Thanks to RCEP's common rules of origin, cross-border supply chains in the region will be treated as intra-bloc supply chains, therefore encouraging and facilitating regional production and trade.
BANGKOK, Jan. 10 (Xinhua) -- As COVID-19 continues to wreak havoc around the world and weigh on global economic recovery, the Regional Comprehensive Economic Partnership (RCEP) agreement is to shore up regional trade and investment, a Thai economist said.
RCEP, which groups 10 Association of Southeast Asian Nations (ASEAN) countries, as well as China, Japan, the Republic of Korea, Australia and New Zealand, entered into force on Jan. 1, 2022. As the world's largest free trade pact ever forged, its members cover nearly a third of the world's population and gross domestic product.
Thanks to RCEP's common rules of origin, cross-border supply chains in the region will be treated as intra-bloc supply chains, therefore encouraging and facilitating regional production and trade, said Chinnawut Techanuvat, head of economic and financial market research division at the Siam Commercial Bank's Economic Intelligence Center.
The free trade pact is expected to eventually eliminate tariffs on more than 90 percent of goods. The United Nations Conference on Trade and Development (UNCTAD) said last month that RCEP will create "a center of gravity for global trade," expecting the agreement's tariff concessions to boost exports within the region by 42 billion U.S. dollars.

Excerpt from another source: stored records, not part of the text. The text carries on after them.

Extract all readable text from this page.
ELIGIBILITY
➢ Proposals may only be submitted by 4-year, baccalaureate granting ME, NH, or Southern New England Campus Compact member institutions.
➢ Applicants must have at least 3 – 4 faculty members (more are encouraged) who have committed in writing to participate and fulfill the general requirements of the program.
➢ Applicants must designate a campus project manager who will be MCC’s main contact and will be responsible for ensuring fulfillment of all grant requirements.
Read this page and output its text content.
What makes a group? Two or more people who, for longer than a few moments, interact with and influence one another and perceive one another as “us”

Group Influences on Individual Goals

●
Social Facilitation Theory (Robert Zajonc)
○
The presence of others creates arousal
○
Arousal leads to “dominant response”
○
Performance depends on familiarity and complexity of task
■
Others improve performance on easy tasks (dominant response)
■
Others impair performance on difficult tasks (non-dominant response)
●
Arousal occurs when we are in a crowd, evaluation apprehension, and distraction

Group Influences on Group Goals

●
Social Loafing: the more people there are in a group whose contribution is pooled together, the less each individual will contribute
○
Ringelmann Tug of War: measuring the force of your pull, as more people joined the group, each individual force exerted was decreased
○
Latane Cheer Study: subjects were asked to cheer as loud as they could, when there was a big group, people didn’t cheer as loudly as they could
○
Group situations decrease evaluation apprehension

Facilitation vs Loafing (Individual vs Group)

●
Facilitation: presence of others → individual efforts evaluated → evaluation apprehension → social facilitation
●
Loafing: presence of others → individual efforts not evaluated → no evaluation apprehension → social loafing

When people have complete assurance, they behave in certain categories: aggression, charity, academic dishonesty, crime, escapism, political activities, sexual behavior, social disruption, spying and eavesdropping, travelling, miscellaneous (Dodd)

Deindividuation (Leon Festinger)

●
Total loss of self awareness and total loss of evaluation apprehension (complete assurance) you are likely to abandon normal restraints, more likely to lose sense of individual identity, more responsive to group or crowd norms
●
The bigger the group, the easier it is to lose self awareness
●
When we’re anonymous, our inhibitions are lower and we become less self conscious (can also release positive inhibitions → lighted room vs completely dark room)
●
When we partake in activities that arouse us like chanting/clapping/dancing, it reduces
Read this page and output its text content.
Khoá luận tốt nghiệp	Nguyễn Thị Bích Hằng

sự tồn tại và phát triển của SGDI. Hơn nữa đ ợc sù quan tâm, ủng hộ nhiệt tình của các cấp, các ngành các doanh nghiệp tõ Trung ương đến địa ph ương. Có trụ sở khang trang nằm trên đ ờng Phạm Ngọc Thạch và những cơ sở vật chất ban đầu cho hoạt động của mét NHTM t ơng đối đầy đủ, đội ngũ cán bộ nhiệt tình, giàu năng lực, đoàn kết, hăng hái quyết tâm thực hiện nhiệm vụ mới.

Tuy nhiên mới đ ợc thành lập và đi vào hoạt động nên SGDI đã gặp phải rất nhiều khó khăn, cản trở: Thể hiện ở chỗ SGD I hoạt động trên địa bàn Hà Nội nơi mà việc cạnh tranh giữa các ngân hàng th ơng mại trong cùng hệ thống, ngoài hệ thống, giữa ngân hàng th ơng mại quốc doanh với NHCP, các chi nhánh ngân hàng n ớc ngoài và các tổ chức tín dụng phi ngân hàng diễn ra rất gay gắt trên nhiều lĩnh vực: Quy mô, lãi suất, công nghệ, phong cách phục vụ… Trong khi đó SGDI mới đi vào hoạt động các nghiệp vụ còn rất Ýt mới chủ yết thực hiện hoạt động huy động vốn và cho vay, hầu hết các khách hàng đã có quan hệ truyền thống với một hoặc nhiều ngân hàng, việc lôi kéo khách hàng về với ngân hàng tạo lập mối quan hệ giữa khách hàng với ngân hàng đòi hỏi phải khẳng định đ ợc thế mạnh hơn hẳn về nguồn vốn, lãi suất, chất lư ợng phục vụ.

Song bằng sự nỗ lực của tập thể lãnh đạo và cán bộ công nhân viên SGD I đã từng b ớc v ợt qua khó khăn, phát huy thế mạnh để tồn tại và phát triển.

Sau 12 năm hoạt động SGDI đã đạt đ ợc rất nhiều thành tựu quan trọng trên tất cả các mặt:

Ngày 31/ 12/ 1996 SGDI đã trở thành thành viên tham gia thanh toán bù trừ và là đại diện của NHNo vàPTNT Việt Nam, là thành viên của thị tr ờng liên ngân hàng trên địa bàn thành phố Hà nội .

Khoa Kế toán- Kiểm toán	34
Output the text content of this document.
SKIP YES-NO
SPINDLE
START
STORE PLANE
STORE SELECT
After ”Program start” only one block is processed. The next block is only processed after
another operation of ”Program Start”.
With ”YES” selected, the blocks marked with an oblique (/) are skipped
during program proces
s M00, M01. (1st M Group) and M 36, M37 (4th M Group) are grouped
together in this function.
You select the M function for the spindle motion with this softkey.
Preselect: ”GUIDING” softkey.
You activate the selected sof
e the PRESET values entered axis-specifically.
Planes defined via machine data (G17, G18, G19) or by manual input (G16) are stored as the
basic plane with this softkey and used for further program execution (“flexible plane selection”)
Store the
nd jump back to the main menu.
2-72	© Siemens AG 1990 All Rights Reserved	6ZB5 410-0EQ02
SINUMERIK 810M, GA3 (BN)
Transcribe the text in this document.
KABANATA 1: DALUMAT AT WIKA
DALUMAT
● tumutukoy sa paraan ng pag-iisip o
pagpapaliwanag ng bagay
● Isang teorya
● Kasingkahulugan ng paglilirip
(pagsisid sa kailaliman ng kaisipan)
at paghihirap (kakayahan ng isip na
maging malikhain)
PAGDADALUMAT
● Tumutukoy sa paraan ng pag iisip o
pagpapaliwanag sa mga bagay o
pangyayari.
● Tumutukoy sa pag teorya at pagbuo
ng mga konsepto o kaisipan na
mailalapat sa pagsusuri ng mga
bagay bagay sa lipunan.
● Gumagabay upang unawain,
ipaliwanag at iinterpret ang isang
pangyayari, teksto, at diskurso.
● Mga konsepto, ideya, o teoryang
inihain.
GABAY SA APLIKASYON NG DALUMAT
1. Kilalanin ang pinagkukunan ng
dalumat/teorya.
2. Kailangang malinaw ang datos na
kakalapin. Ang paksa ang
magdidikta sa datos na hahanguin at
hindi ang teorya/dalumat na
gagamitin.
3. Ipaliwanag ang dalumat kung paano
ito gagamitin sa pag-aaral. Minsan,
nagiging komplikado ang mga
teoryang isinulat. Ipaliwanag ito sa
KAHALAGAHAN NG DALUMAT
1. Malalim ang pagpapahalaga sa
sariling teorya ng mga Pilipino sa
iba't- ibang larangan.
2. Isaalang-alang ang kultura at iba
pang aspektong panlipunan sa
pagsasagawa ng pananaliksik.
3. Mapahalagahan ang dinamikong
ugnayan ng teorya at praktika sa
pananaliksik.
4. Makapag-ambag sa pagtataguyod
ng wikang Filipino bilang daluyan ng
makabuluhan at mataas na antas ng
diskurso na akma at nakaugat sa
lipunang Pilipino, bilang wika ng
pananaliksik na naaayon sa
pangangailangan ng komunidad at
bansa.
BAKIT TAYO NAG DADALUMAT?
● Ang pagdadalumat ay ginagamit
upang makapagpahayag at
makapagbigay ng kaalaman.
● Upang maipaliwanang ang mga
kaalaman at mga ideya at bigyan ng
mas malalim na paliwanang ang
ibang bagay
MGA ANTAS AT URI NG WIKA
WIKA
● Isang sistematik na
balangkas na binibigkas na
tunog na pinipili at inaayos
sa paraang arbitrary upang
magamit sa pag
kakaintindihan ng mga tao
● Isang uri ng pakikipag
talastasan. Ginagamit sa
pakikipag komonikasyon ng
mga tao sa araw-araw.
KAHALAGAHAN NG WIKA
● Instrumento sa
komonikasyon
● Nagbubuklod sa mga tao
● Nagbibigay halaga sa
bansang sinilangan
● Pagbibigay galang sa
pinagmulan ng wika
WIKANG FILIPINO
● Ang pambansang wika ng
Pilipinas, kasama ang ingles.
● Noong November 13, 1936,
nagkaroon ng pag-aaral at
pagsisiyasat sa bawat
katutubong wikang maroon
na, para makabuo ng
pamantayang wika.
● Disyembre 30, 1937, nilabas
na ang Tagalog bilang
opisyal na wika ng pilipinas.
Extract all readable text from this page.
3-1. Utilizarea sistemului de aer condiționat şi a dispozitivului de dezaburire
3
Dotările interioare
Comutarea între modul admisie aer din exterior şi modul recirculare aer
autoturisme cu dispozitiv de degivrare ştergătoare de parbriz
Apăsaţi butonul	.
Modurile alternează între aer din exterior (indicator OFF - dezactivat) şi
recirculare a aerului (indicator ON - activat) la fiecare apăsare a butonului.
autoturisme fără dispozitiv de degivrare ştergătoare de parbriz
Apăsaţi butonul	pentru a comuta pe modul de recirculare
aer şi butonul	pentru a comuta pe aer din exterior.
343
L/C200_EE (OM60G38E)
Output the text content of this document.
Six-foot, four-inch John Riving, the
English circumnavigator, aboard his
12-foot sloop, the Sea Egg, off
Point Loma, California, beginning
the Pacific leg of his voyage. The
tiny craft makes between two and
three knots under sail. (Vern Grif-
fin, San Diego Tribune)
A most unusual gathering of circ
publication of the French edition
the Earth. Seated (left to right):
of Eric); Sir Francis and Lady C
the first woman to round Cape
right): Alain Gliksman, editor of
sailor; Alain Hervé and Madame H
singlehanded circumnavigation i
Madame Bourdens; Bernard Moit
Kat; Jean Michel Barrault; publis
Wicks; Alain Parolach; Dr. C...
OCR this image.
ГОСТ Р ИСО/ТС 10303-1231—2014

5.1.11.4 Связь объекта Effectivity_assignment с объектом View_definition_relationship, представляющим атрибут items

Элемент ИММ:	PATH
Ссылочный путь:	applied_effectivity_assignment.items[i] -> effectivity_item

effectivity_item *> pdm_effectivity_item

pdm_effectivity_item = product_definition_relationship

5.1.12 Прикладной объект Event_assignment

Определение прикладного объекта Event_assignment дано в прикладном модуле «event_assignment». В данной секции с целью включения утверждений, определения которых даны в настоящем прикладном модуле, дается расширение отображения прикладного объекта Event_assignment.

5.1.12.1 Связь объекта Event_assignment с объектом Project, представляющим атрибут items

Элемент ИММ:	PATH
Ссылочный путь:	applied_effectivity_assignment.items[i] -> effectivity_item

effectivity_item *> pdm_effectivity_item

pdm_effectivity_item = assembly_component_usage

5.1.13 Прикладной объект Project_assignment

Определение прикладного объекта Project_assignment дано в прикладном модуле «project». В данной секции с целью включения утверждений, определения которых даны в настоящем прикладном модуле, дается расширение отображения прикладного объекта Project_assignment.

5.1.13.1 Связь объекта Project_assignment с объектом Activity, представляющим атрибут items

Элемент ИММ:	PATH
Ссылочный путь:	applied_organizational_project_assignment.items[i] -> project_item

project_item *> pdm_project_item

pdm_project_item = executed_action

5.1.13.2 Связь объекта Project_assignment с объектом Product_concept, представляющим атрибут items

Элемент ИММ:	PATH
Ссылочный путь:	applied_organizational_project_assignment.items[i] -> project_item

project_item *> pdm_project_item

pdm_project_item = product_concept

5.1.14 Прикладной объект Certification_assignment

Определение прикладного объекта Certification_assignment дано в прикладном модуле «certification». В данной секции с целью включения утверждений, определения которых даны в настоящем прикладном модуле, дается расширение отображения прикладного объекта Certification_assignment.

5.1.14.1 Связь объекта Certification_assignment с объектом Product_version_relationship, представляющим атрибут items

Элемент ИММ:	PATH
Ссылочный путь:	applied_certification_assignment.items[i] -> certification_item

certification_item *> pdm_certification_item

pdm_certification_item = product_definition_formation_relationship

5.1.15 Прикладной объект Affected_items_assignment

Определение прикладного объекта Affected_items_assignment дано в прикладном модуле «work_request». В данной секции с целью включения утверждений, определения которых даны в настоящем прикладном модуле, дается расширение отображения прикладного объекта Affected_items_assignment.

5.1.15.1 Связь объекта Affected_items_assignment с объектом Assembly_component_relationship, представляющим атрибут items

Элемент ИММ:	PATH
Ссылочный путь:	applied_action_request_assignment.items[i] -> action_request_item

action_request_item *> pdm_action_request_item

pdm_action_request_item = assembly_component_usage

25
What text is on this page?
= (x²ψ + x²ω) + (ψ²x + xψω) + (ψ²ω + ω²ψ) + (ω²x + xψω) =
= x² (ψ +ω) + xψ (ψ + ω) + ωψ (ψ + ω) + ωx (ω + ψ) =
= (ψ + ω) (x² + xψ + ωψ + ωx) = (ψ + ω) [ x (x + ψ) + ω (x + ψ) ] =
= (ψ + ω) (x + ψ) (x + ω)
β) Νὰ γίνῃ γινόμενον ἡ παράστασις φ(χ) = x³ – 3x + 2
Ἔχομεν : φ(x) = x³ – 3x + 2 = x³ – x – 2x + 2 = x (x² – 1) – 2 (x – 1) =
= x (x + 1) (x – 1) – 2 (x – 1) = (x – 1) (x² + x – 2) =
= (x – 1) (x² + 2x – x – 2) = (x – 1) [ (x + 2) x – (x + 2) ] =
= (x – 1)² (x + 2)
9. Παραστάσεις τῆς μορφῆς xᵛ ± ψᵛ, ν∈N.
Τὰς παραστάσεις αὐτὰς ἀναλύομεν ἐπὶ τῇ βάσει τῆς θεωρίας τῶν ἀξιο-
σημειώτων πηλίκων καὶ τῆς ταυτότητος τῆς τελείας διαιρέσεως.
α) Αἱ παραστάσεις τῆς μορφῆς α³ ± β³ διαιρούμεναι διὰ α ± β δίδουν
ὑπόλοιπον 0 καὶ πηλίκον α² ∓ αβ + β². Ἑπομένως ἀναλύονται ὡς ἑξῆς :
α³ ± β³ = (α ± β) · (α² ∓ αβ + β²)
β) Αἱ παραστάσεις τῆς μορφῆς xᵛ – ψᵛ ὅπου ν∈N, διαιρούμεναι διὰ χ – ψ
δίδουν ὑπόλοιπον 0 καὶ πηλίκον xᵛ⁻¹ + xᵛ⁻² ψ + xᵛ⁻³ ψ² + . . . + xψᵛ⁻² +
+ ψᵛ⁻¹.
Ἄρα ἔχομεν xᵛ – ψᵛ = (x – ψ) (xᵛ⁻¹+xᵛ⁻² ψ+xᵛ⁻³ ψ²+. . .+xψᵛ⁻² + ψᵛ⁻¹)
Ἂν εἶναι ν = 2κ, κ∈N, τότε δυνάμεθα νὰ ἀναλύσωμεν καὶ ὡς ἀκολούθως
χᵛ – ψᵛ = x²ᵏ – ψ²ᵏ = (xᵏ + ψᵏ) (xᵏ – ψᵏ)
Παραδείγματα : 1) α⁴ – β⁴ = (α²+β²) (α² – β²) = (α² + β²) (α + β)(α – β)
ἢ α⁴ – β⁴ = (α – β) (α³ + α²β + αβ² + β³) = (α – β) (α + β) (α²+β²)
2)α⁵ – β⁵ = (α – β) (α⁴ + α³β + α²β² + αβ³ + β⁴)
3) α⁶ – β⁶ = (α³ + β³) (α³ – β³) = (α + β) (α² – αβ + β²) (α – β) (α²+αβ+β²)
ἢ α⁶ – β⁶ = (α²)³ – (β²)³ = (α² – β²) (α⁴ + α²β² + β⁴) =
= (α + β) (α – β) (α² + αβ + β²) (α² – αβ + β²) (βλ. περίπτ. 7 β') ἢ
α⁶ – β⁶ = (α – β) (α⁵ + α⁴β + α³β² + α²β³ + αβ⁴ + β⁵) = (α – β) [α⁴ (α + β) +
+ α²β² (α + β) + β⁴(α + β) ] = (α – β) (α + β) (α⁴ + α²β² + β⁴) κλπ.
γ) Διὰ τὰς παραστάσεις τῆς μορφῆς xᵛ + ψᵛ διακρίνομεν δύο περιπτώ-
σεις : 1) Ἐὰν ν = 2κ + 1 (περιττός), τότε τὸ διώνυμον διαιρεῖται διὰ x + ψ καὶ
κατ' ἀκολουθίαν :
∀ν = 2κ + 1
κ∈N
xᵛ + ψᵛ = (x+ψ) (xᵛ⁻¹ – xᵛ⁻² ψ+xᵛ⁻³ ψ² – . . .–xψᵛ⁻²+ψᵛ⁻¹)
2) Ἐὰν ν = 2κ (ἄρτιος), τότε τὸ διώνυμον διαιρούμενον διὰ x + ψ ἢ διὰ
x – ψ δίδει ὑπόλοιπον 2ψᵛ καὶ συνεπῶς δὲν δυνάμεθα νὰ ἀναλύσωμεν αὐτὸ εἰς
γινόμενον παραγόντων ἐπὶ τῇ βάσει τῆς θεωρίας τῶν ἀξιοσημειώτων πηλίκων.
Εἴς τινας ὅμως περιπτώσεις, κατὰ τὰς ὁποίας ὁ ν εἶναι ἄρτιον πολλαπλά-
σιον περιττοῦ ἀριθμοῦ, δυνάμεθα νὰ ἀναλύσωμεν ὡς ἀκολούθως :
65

In an interview with Xinhua, Chinnawut said RCEP will strengthen regional supply chain integration.
"The supply chain bottleneck that is usually caused by a combination of lack of resources or components and lengthened delivery time period could be mitigated through localized production at source and better cross-border trade facilitation," he said.
High trade volumes would also bring in much-needed investment in transport infrastructure that is comparatively lacking in less developed economies, Chinnawut added.
RCEP seeks to promote e-commerce and digital economy which would be increasingly relevant in the post-pandemic world. "This will have implications not only on trade and economic growth, but also on promoting digital inclusiveness and a more level playing field," Chinnawut said.
Small enterprises which took a big hit from the pandemic could emerge stronger from the improved access to a larger universe of the RCEP market, he said.